A Hard Look Into Replication
For some time now I've been struggling with a slave that invariably stays behind its master. I have been looking at every detail I can possibly think and in the process discovered a number of replication details I wasn't aware until now. I haven't too much information about them in the documentation, but they can affect the way you look at your slaves.
Seconds Behind Master
This is the first value that to look at when evaluating replication, most of the monitoring systems I know of rely on it. According to the manual:
When the slave SQL thread is actively running
(processing updates), this field is the number of
seconds that have elapsed since the timestamp of the
most recent event on the master executed by that thread.
In fast networks, most of the time, this is an accurate estimate of replication status, but many times you'll see this value to be in the ten of thousands of seconds and not a minute later it falls back to 0. In a chain of master and slaves, the number on the last slave measures how far behind it is from the master at the top of the chain. Under heavy load on the top master, it can even go back and forth wildly. Because of this, I've learned not to trust this value alone. It is a good idea then to compare other variables as well. For example: Master_Log_File / Exec_Master_Log_Pos vs. Relay_Master_Log_File / Read_Master_Log_Pos. The 2nd pair will point to the last statement executed on the slave in relation to the master's binary log file (keep in mind that the statements are actually being executed from the Relay Log file). The first one, will point to the latest statement read from the master and being copied into the Relay Log. Checking all these variables in context will tell you the real status of the slaves.

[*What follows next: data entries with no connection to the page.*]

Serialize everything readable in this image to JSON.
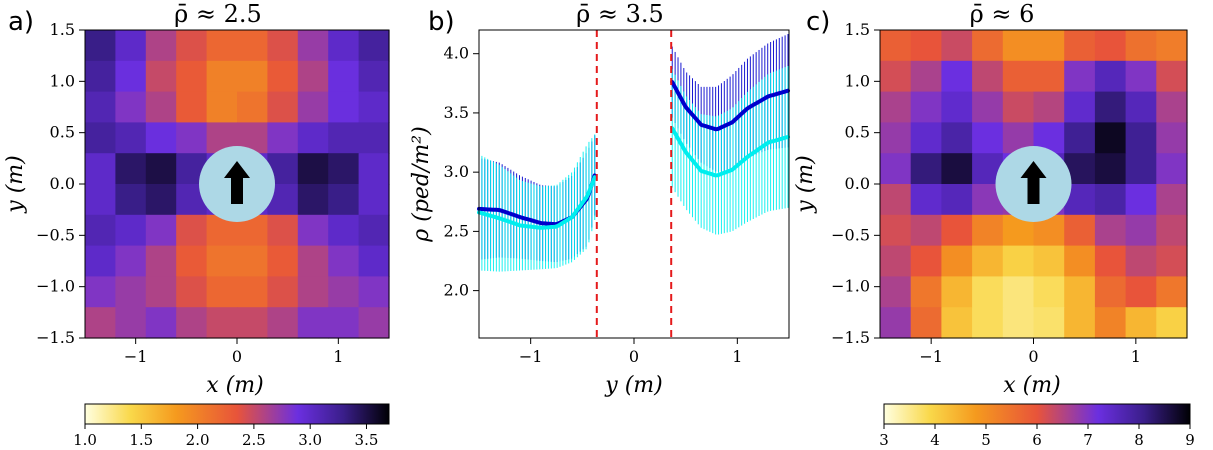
{
  "chart_data": [
    {
      "type": "heatmap",
      "panel_label": "a)",
      "title": "ρ̄ ≈ 2.5",
      "xlabel": "x (m)",
      "ylabel": "y (m)",
      "xlim": [
        -1.5,
        1.5
      ],
      "ylim": [
        -1.5,
        1.5
      ],
      "xticks": [
        "−1",
        "0",
        "1"
      ],
      "yticks": [
        "1.5",
        "1.0",
        "0.5",
        "0.0",
        "−0.5",
        "−1.0",
        "−1.5"
      ],
      "colorbar": {
        "range": [
          1.0,
          3.7
        ],
        "ticks": [
          "1.0",
          "1.5",
          "2.0",
          "2.5",
          "3.0",
          "3.5"
        ],
        "colormap": "inverted-plasma"
      },
      "marker": "obstacle-with-up-arrow",
      "data_rows_desc": "density grid, y from 1.5 down to -1.5, x from -1.5 to 1.5",
      "grid": [
        [
          3.3,
          3.0,
          2.6,
          2.4,
          2.2,
          2.2,
          2.4,
          2.7,
          3.0,
          3.2
        ],
        [
          3.2,
          2.9,
          2.5,
          2.3,
          2.0,
          2.0,
          2.3,
          2.6,
          2.9,
          3.1
        ],
        [
          3.1,
          2.8,
          2.6,
          2.3,
          2.0,
          2.1,
          2.4,
          2.7,
          2.9,
          3.0
        ],
        [
          3.2,
          3.1,
          2.9,
          2.8,
          2.6,
          2.6,
          2.8,
          3.0,
          3.1,
          3.1
        ],
        [
          3.0,
          3.4,
          3.5,
          3.2,
          3.0,
          3.0,
          3.2,
          3.5,
          3.4,
          3.0
        ],
        [
          3.0,
          3.3,
          3.4,
          3.1,
          3.0,
          3.0,
          3.1,
          3.4,
          3.3,
          3.0
        ],
        [
          3.1,
          3.0,
          2.8,
          2.4,
          2.2,
          2.2,
          2.4,
          2.8,
          3.0,
          3.1
        ],
        [
          3.0,
          2.8,
          2.6,
          2.3,
          2.1,
          2.1,
          2.3,
          2.6,
          2.8,
          3.0
        ],
        [
          2.8,
          2.7,
          2.6,
          2.4,
          2.2,
          2.2,
          2.4,
          2.6,
          2.7,
          2.8
        ],
        [
          2.6,
          2.7,
          2.8,
          2.6,
          2.5,
          2.5,
          2.6,
          2.8,
          2.8,
          2.7
        ]
      ]
    },
    {
      "type": "line",
      "panel_label": "b)",
      "title": "ρ̄ ≈ 3.5",
      "xlabel": "y (m)",
      "ylabel": "ρ (ped/m²)",
      "xlim": [
        -1.5,
        1.5
      ],
      "ylim": [
        1.6,
        4.2
      ],
      "xticks": [
        "−1",
        "0",
        "1"
      ],
      "yticks": [
        "4.0",
        "3.5",
        "3.0",
        "2.5",
        "2.0"
      ],
      "vlines": [
        -0.36,
        0.36
      ],
      "vline_color": "#e41a1c",
      "series": [
        {
          "color": "#0000cc",
          "segments": [
            {
              "x": [
                -1.5,
                -1.3,
                -1.1,
                -0.9,
                -0.75,
                -0.6,
                -0.45,
                -0.37
              ],
              "y": [
                2.69,
                2.68,
                2.62,
                2.57,
                2.56,
                2.62,
                2.78,
                3.0
              ],
              "err": [
                0.43,
                0.4,
                0.35,
                0.32,
                0.32,
                0.35,
                0.4,
                0.33
              ]
            },
            {
              "x": [
                0.37,
                0.5,
                0.65,
                0.8,
                0.95,
                1.1,
                1.3,
                1.5
              ],
              "y": [
                3.76,
                3.55,
                3.4,
                3.36,
                3.42,
                3.54,
                3.64,
                3.69
              ],
              "err": [
                0.3,
                0.3,
                0.32,
                0.36,
                0.4,
                0.42,
                0.45,
                0.48
              ]
            }
          ]
        },
        {
          "color": "#00eeee",
          "segments": [
            {
              "x": [
                -1.5,
                -1.3,
                -1.1,
                -0.9,
                -0.75,
                -0.6,
                -0.45,
                -0.37
              ],
              "y": [
                2.66,
                2.61,
                2.55,
                2.53,
                2.54,
                2.62,
                2.8,
                2.98
              ],
              "err": [
                0.49,
                0.45,
                0.38,
                0.35,
                0.35,
                0.38,
                0.44,
                0.35
              ]
            },
            {
              "x": [
                0.37,
                0.5,
                0.65,
                0.8,
                0.95,
                1.1,
                1.3,
                1.5
              ],
              "y": [
                3.37,
                3.17,
                3.01,
                2.97,
                3.02,
                3.13,
                3.25,
                3.3
              ],
              "err": [
                0.5,
                0.48,
                0.48,
                0.5,
                0.52,
                0.55,
                0.58,
                0.6
              ]
            }
          ]
        }
      ]
    },
    {
      "type": "heatmap",
      "panel_label": "c)",
      "title": "ρ̄ ≈ 6",
      "xlabel": "x (m)",
      "ylabel": "y (m)",
      "xlim": [
        -1.5,
        1.5
      ],
      "ylim": [
        -1.5,
        1.5
      ],
      "xticks": [
        "−1",
        "0",
        "1"
      ],
      "yticks": [
        "1.5",
        "1.0",
        "0.5",
        "0.0",
        "−0.5",
        "−1.0",
        "−1.5"
      ],
      "colorbar": {
        "range": [
          3,
          9
        ],
        "ticks": [
          "3",
          "4",
          "5",
          "6",
          "7",
          "8",
          "9"
        ],
        "colormap": "inverted-plasma"
      },
      "marker": "obstacle-with-up-arrow",
      "grid": [
        [
          5.8,
          6.0,
          6.3,
          5.6,
          5.0,
          5.0,
          5.8,
          6.0,
          5.5,
          5.3
        ],
        [
          6.2,
          6.6,
          7.2,
          6.4,
          5.8,
          5.8,
          7.0,
          7.6,
          7.0,
          6.2
        ],
        [
          6.6,
          7.0,
          7.4,
          6.8,
          6.3,
          6.5,
          7.4,
          8.2,
          7.6,
          6.6
        ],
        [
          6.8,
          7.4,
          7.8,
          7.2,
          6.8,
          7.2,
          8.0,
          8.8,
          8.0,
          6.8
        ],
        [
          7.0,
          8.2,
          8.6,
          7.6,
          7.2,
          7.6,
          8.4,
          8.6,
          8.0,
          7.0
        ],
        [
          6.4,
          7.4,
          7.6,
          6.9,
          6.8,
          7.0,
          7.6,
          7.8,
          7.2,
          6.6
        ],
        [
          6.2,
          6.4,
          6.0,
          5.2,
          4.8,
          5.0,
          5.8,
          6.6,
          6.8,
          6.4
        ],
        [
          6.4,
          6.0,
          5.0,
          4.4,
          4.0,
          4.2,
          5.0,
          6.0,
          6.4,
          6.2
        ],
        [
          6.6,
          5.4,
          4.4,
          3.8,
          3.6,
          3.8,
          4.4,
          5.6,
          6.0,
          5.4
        ],
        [
          6.8,
          5.6,
          4.2,
          3.8,
          3.6,
          3.7,
          4.4,
          5.2,
          4.4,
          4.0
        ]
      ]
    }
  ]
}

Sidenote: These are the variables in the slave snapshot in sar-sql, let me know which ones do you monitor to make your slaves are healthy.
Binary Log Format
This item is important and encompasses which format you choose for replication. In the case I am working on, it was set to STATEMENT. An initial look, revealed that the master had bursts of very high traffic, after which the slaves started lagging behind significantly. Most likely (still trying to prove this), because a number of big INSERTs and UPDATEs are being processed at the same time on the master, and inevitably are serialized on the slaves. Without going into the details, switching to ROW solved most of the delays.
Although binlog_format is a dynamic variable, the change will not take place right away. It will be applied to newly created threads/connections. Which means that if you have connection pooling in place (very common with web applications) , it might take a while until the change actually happens. If you want to force the change as soon as possible, you will have to find a mechanism friendly to your particular environment to regenerate the connections.
Another issue that came up is that, in a replication tree, no matter what the binlog_format variables establishes for the slaves in the middle of the chain. The binary log format of the top master will be used across the chain.
Status Variables and Logs
As you may know, SHOW GLOBAL STATUS includes a number of counters that count how many times a command type was issued. So Com_Insert will tell you how many INSERTs were issued since the server is up. That is, without counting the replication thread. So you may issue thousands of INSERTs on the master, and while Com_Insert will be updated accordingly, it won't change in the slave. Very frustrating when I tried to evaluate if the INSERT rate in the slave matched the rate on the master. The general log has a similar issue, it won't record any statement executed by the slave threads.
Conclusion
Although I understand where these limitations may originate from the way MySQL replication works, it does frustrate me since it really limits the type of tests and diagnostics that can be set up to find what's causing the issues on these servers.
I have to point out that MySQL Sandbox is an invaluable tool to test the different replication scenarios with minimum preparation work.